Start with what you want to get done
Before you pick a personal loan or a credit card, think about what matters most to you:
- Do you want one predictable payment?
- Do you need more flexibility in your monthly budget?
- Would a clear timeline help you stay on track?
Your answers can help guide you towards the best fitting option.
Personal loans
A personal loan provides a set amount of funds upfront with a fixed monthly payment over a set timeframe.
This option could be helpful if you want to:
- Combine multiple debts into one payment.
- Keep a consistent monthly payment amount.
- Work toward a defined payoff timeline.
Because rates and payments are typically fixed, it may feel easier to plan ahead.
Everwise offers personal loan options that may help simplify your payments into one fixed monthly payment, which could give you more room to breathe in your budget.
Credit cards
A credit card grants you access to a revolving balance that you can pay down over time.
This option could be helpful if you want to:
- Keep flexibility in how much you pay each month.
- Manage smaller balances.
- Take advantage of lower promotional rates, if available.
If you pay only the minimum amount each month, it may extend the time it takes to pay off your balance.

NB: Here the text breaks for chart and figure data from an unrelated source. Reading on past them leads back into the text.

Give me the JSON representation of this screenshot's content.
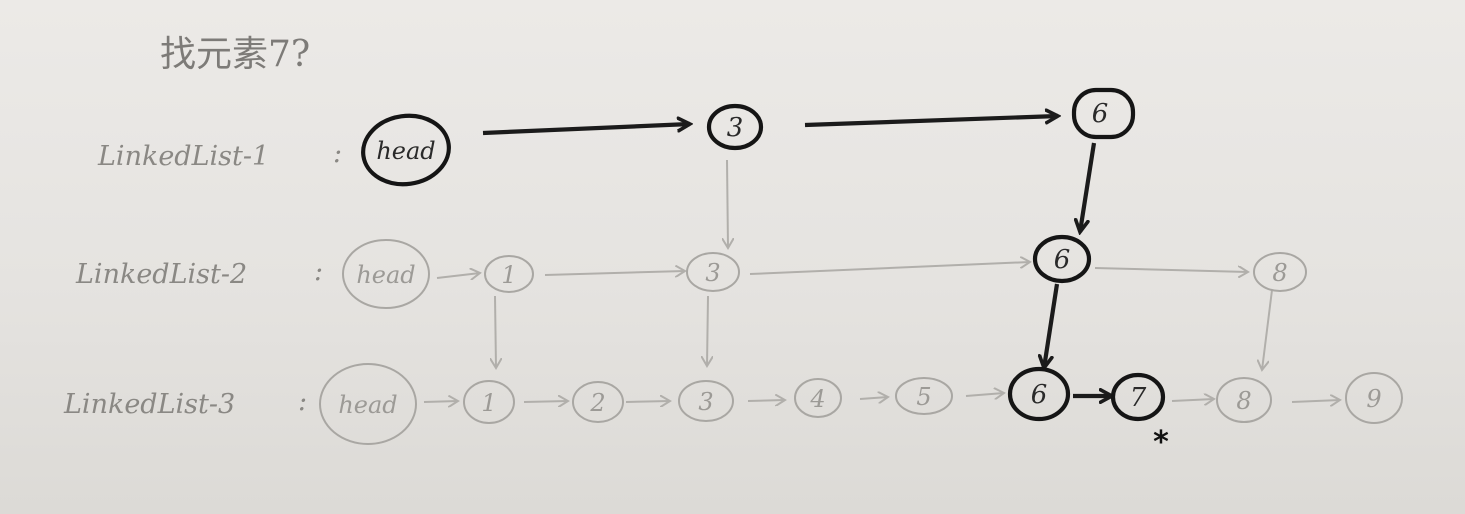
{
  "title": "找元素7?",
  "lists": [
    {
      "label": "LinkedList-1",
      "separator": ":",
      "nodes": [
        "head",
        "3",
        "6"
      ]
    },
    {
      "label": "LinkedList-2",
      "separator": ":",
      "nodes": [
        "head",
        "1",
        "3",
        "6",
        "8"
      ]
    },
    {
      "label": "LinkedList-3",
      "separator": ":",
      "nodes": [
        "head",
        "1",
        "2",
        "3",
        "4",
        "5",
        "6",
        "7",
        "8",
        "9"
      ]
    }
  ],
  "search_path": [
    "head",
    "3",
    "6",
    "6",
    "6",
    "7"
  ],
  "target_mark": "*",
  "colors": {
    "ink_dark": "#151515",
    "ink_light": "#a9a7a3",
    "paper": "#e7e5e2"
  }
}
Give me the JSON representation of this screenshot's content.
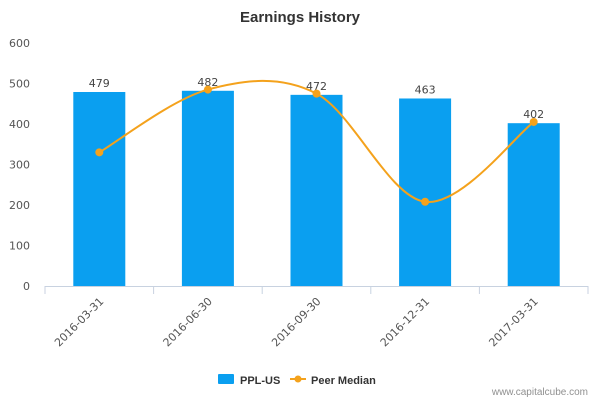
{
  "chart_data": {
    "type": "bar",
    "title": "Earnings History",
    "categories": [
      "2016-03-31",
      "2016-06-30",
      "2016-09-30",
      "2016-12-31",
      "2017-03-31"
    ],
    "ylim": [
      0,
      600
    ],
    "yticks": [
      0,
      100,
      200,
      300,
      400,
      500,
      600
    ],
    "grid": false,
    "series": [
      {
        "name": "PPL-US",
        "type": "bar",
        "values": [
          479,
          482,
          472,
          463,
          402
        ],
        "data_labels": [
          "479",
          "482",
          "472",
          "463",
          "402"
        ],
        "color": "#0a9ff0"
      },
      {
        "name": "Peer Median",
        "type": "line",
        "smooth": true,
        "values": [
          330,
          485,
          475,
          208,
          405
        ],
        "color": "#f4a21c"
      }
    ],
    "legend_position": "bottom-center"
  },
  "credit": "www.capitalcube.com"
}
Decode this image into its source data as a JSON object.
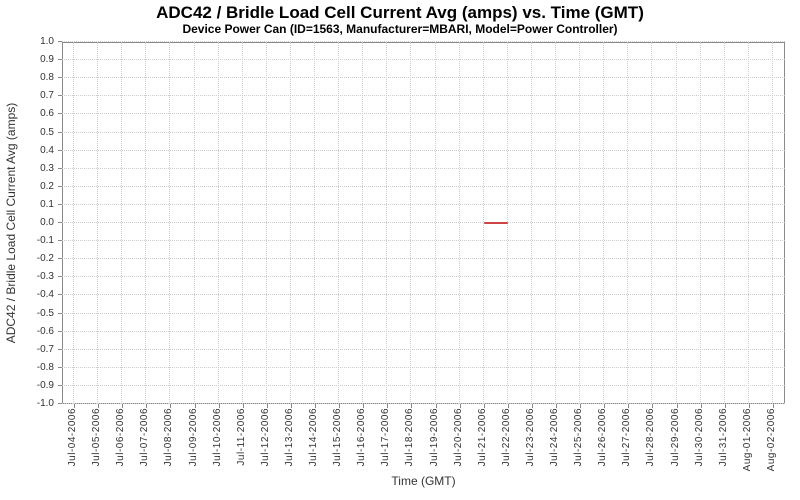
{
  "chart_data": {
    "type": "line",
    "title": "ADC42 / Bridle Load Cell Current Avg (amps) vs. Time (GMT)",
    "subtitle": "Device Power Can (ID=1563, Manufacturer=MBARI, Model=Power Controller)",
    "xlabel": "Time (GMT)",
    "ylabel": "ADC42 / Bridle Load Cell Current Avg (amps)",
    "ylim": [
      -1.0,
      1.0
    ],
    "y_tick_step": 0.1,
    "x_ticks": [
      "Jul-04-2006",
      "Jul-05-2006",
      "Jul-06-2006",
      "Jul-07-2006",
      "Jul-08-2006",
      "Jul-09-2006",
      "Jul-10-2006",
      "Jul-11-2006",
      "Jul-12-2006",
      "Jul-13-2006",
      "Jul-14-2006",
      "Jul-15-2006",
      "Jul-16-2006",
      "Jul-17-2006",
      "Jul-18-2006",
      "Jul-19-2006",
      "Jul-20-2006",
      "Jul-21-2006",
      "Jul-22-2006",
      "Jul-23-2006",
      "Jul-24-2006",
      "Jul-25-2006",
      "Jul-26-2006",
      "Jul-27-2006",
      "Jul-28-2006",
      "Jul-29-2006",
      "Jul-30-2006",
      "Jul-31-2006",
      "Aug-01-2006",
      "Aug-02-2006"
    ],
    "grid": true,
    "legend": false,
    "colors": {
      "background": "#ffffff",
      "plot_border": "#8a8a8a",
      "gridline": "#cccccc",
      "tick": "#8a8a8a",
      "tick_label": "#333333",
      "title": "#000000"
    },
    "series": [
      {
        "name": "ADC42 / Bridle Load Cell Current Avg",
        "color": "#cc4444",
        "points": [
          {
            "x": "Jul-21-2006",
            "y": 0.0
          },
          {
            "x": "Jul-22-2006",
            "y": 0.0
          }
        ]
      }
    ]
  }
}
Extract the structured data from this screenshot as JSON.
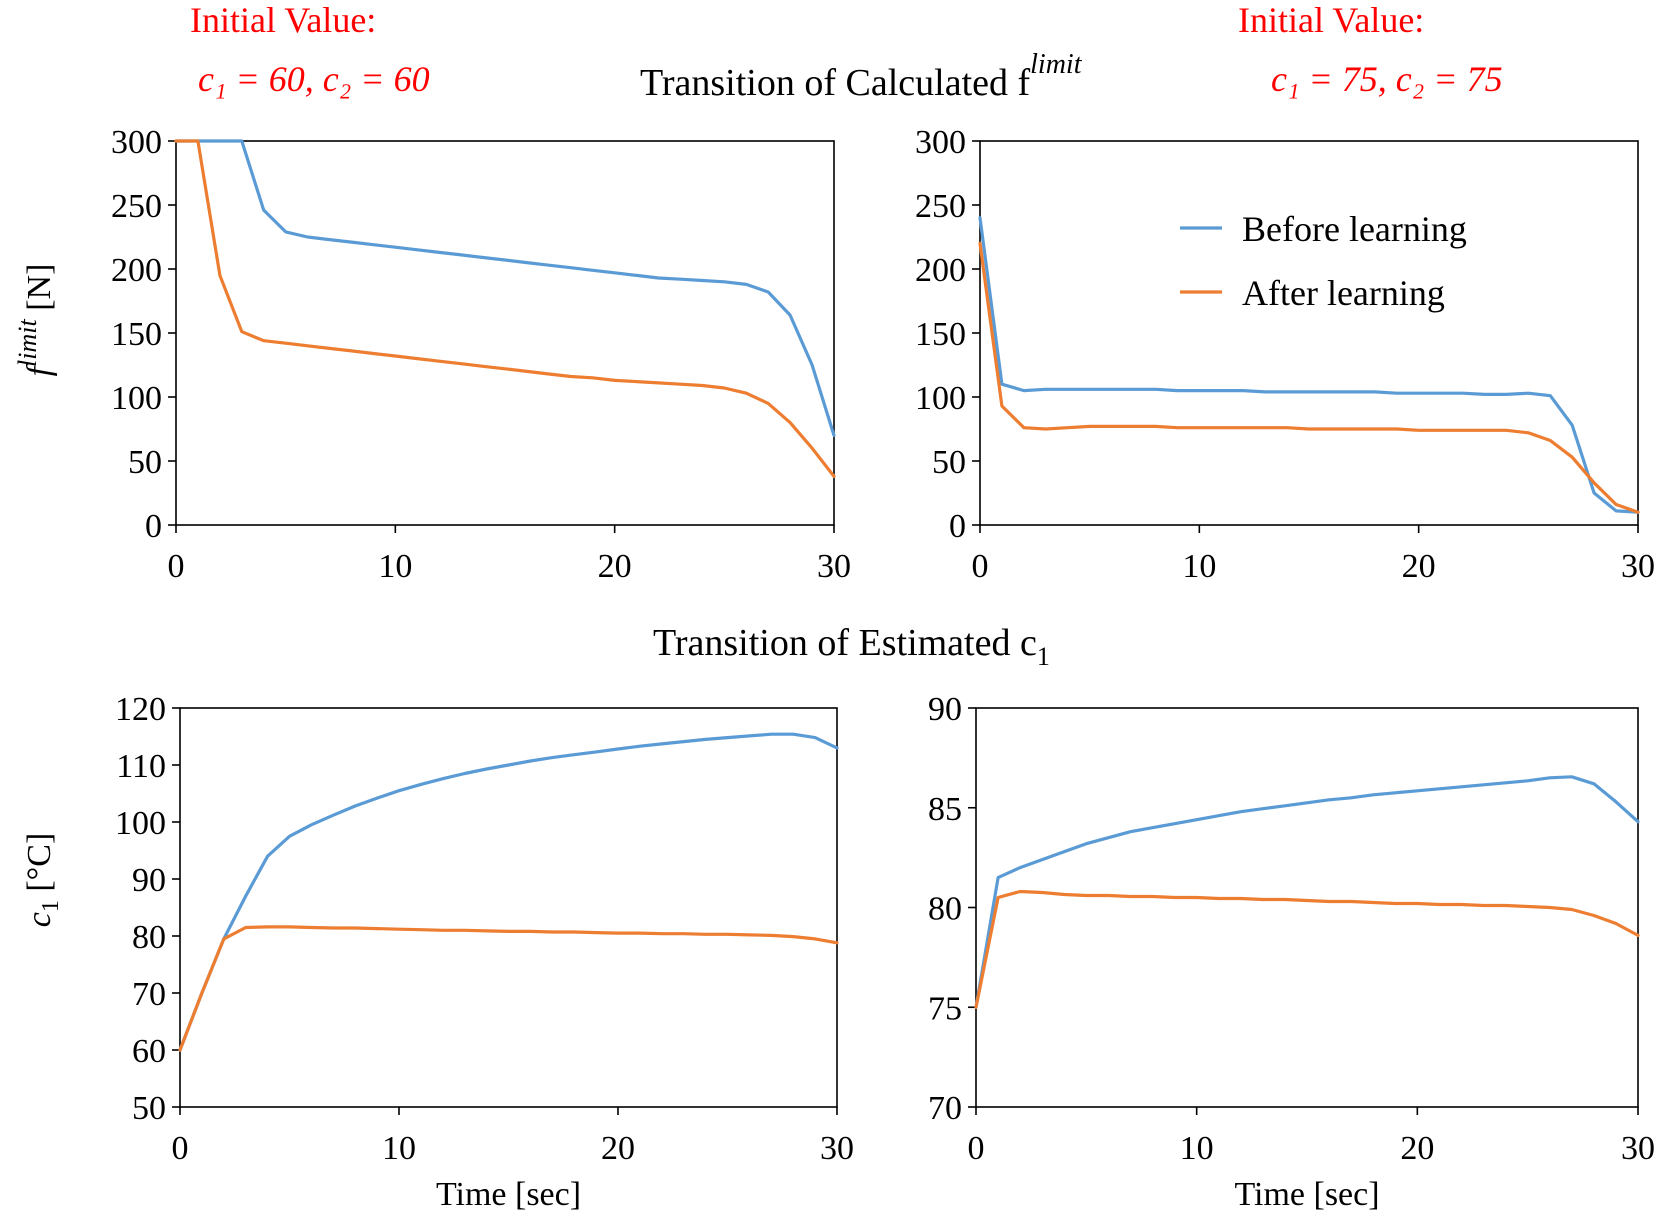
{
  "annotations": {
    "left_label": "Initial Value:",
    "left_values": "c₁ = 60, c₂ = 60",
    "right_label": "Initial Value:",
    "right_values": "c₁ = 75, c₂ = 75"
  },
  "section_titles": {
    "top": "Transition of Calculated f",
    "top_sup": "limit",
    "bottom": "Transition of Estimated c",
    "bottom_sub": "1"
  },
  "legend": {
    "before": "Before learning",
    "after": "After learning"
  },
  "colors": {
    "before": "#5b9bd5",
    "after": "#ed7d31",
    "annotation": "#ff0000"
  },
  "chart_data": [
    {
      "type": "line",
      "id": "top-left",
      "ylabel": "f limit [N]",
      "xlabel": "",
      "xlim": [
        0,
        30
      ],
      "ylim": [
        0,
        300
      ],
      "xticks": [
        0,
        10,
        20,
        30
      ],
      "yticks": [
        0,
        50,
        100,
        150,
        200,
        250,
        300
      ],
      "series": [
        {
          "name": "Before learning",
          "x": [
            0,
            1,
            2,
            3,
            4,
            5,
            6,
            7,
            8,
            9,
            10,
            11,
            12,
            13,
            14,
            15,
            16,
            17,
            18,
            19,
            20,
            21,
            22,
            23,
            24,
            25,
            26,
            27,
            28,
            29,
            30
          ],
          "values": [
            300,
            300,
            300,
            300,
            246,
            229,
            225,
            223,
            221,
            219,
            217,
            215,
            213,
            211,
            209,
            207,
            205,
            203,
            201,
            199,
            197,
            195,
            193,
            192,
            191,
            190,
            188,
            182,
            164,
            125,
            70
          ]
        },
        {
          "name": "After learning",
          "x": [
            0,
            1,
            2,
            3,
            4,
            5,
            6,
            7,
            8,
            9,
            10,
            11,
            12,
            13,
            14,
            15,
            16,
            17,
            18,
            19,
            20,
            21,
            22,
            23,
            24,
            25,
            26,
            27,
            28,
            29,
            30
          ],
          "values": [
            300,
            300,
            195,
            151,
            144,
            142,
            140,
            138,
            136,
            134,
            132,
            130,
            128,
            126,
            124,
            122,
            120,
            118,
            116,
            115,
            113,
            112,
            111,
            110,
            109,
            107,
            103,
            95,
            80,
            60,
            38
          ]
        }
      ]
    },
    {
      "type": "line",
      "id": "top-right",
      "ylabel": "",
      "xlabel": "",
      "xlim": [
        0,
        30
      ],
      "ylim": [
        0,
        300
      ],
      "xticks": [
        0,
        10,
        20,
        30
      ],
      "yticks": [
        0,
        50,
        100,
        150,
        200,
        250,
        300
      ],
      "series": [
        {
          "name": "Before learning",
          "x": [
            0,
            1,
            2,
            3,
            4,
            5,
            6,
            7,
            8,
            9,
            10,
            11,
            12,
            13,
            14,
            15,
            16,
            17,
            18,
            19,
            20,
            21,
            22,
            23,
            24,
            25,
            26,
            27,
            28,
            29,
            30
          ],
          "values": [
            240,
            110,
            105,
            106,
            106,
            106,
            106,
            106,
            106,
            105,
            105,
            105,
            105,
            104,
            104,
            104,
            104,
            104,
            104,
            103,
            103,
            103,
            103,
            102,
            102,
            103,
            101,
            78,
            25,
            11,
            10
          ]
        },
        {
          "name": "After learning",
          "x": [
            0,
            1,
            2,
            3,
            4,
            5,
            6,
            7,
            8,
            9,
            10,
            11,
            12,
            13,
            14,
            15,
            16,
            17,
            18,
            19,
            20,
            21,
            22,
            23,
            24,
            25,
            26,
            27,
            28,
            29,
            30
          ],
          "values": [
            220,
            93,
            76,
            75,
            76,
            77,
            77,
            77,
            77,
            76,
            76,
            76,
            76,
            76,
            76,
            75,
            75,
            75,
            75,
            75,
            74,
            74,
            74,
            74,
            74,
            72,
            66,
            53,
            33,
            16,
            10
          ]
        }
      ]
    },
    {
      "type": "line",
      "id": "bottom-left",
      "ylabel": "c1 [°C]",
      "xlabel": "Time [sec]",
      "xlim": [
        0,
        30
      ],
      "ylim": [
        50,
        120
      ],
      "xticks": [
        0,
        10,
        20,
        30
      ],
      "yticks": [
        50,
        60,
        70,
        80,
        90,
        100,
        110,
        120
      ],
      "series": [
        {
          "name": "Before learning",
          "x": [
            0,
            1,
            2,
            3,
            4,
            5,
            6,
            7,
            8,
            9,
            10,
            11,
            12,
            13,
            14,
            15,
            16,
            17,
            18,
            19,
            20,
            21,
            22,
            23,
            24,
            25,
            26,
            27,
            28,
            29,
            30
          ],
          "values": [
            60,
            70,
            79.5,
            87,
            94,
            97.5,
            99.5,
            101.2,
            102.8,
            104.2,
            105.5,
            106.6,
            107.6,
            108.5,
            109.3,
            110,
            110.7,
            111.3,
            111.8,
            112.3,
            112.8,
            113.3,
            113.7,
            114.1,
            114.5,
            114.8,
            115.1,
            115.4,
            115.4,
            114.8,
            113
          ]
        },
        {
          "name": "After learning",
          "x": [
            0,
            1,
            2,
            3,
            4,
            5,
            6,
            7,
            8,
            9,
            10,
            11,
            12,
            13,
            14,
            15,
            16,
            17,
            18,
            19,
            20,
            21,
            22,
            23,
            24,
            25,
            26,
            27,
            28,
            29,
            30
          ],
          "values": [
            60,
            70,
            79.5,
            81.5,
            81.6,
            81.6,
            81.5,
            81.4,
            81.4,
            81.3,
            81.2,
            81.1,
            81,
            81,
            80.9,
            80.8,
            80.8,
            80.7,
            80.7,
            80.6,
            80.5,
            80.5,
            80.4,
            80.4,
            80.3,
            80.3,
            80.2,
            80.1,
            79.9,
            79.5,
            78.8
          ]
        }
      ]
    },
    {
      "type": "line",
      "id": "bottom-right",
      "ylabel": "",
      "xlabel": "Time [sec]",
      "xlim": [
        0,
        30
      ],
      "ylim": [
        70,
        90
      ],
      "xticks": [
        0,
        10,
        20,
        30
      ],
      "yticks": [
        70,
        75,
        80,
        85,
        90
      ],
      "series": [
        {
          "name": "Before learning",
          "x": [
            0,
            1,
            2,
            3,
            4,
            5,
            6,
            7,
            8,
            9,
            10,
            11,
            12,
            13,
            14,
            15,
            16,
            17,
            18,
            19,
            20,
            21,
            22,
            23,
            24,
            25,
            26,
            27,
            28,
            29,
            30
          ],
          "values": [
            75,
            81.5,
            82,
            82.4,
            82.8,
            83.2,
            83.5,
            83.8,
            84,
            84.2,
            84.4,
            84.6,
            84.8,
            84.95,
            85.1,
            85.25,
            85.4,
            85.5,
            85.65,
            85.75,
            85.85,
            85.95,
            86.05,
            86.15,
            86.25,
            86.35,
            86.5,
            86.55,
            86.2,
            85.3,
            84.3
          ]
        },
        {
          "name": "After learning",
          "x": [
            0,
            1,
            2,
            3,
            4,
            5,
            6,
            7,
            8,
            9,
            10,
            11,
            12,
            13,
            14,
            15,
            16,
            17,
            18,
            19,
            20,
            21,
            22,
            23,
            24,
            25,
            26,
            27,
            28,
            29,
            30
          ],
          "values": [
            75,
            80.5,
            80.8,
            80.75,
            80.65,
            80.6,
            80.6,
            80.55,
            80.55,
            80.5,
            80.5,
            80.45,
            80.45,
            80.4,
            80.4,
            80.35,
            80.3,
            80.3,
            80.25,
            80.2,
            80.2,
            80.15,
            80.15,
            80.1,
            80.1,
            80.05,
            80,
            79.9,
            79.6,
            79.2,
            78.6
          ]
        }
      ]
    }
  ]
}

A credit card from Everwise can help you manage your everyday spending while working towards your goals.
Compare your options
| Feature | Personal loan | Credit card |
|---|
Payments | Fixed | Flexible |
Interest | Typically fixed | Often variable |
Timeline | Set payoff timeframe | No set end date |
Access to funds | One lump sum | Ongoing |
Which option is best for you?
There is no one-size-fits-all answer. It depends on what works best for your specific needs.
A personal loan may provide structure and a clear path forward.
A credit card may work if you need flexibility and ongoing access as you pay down debt.
And in some situations, a combination of both may make sense.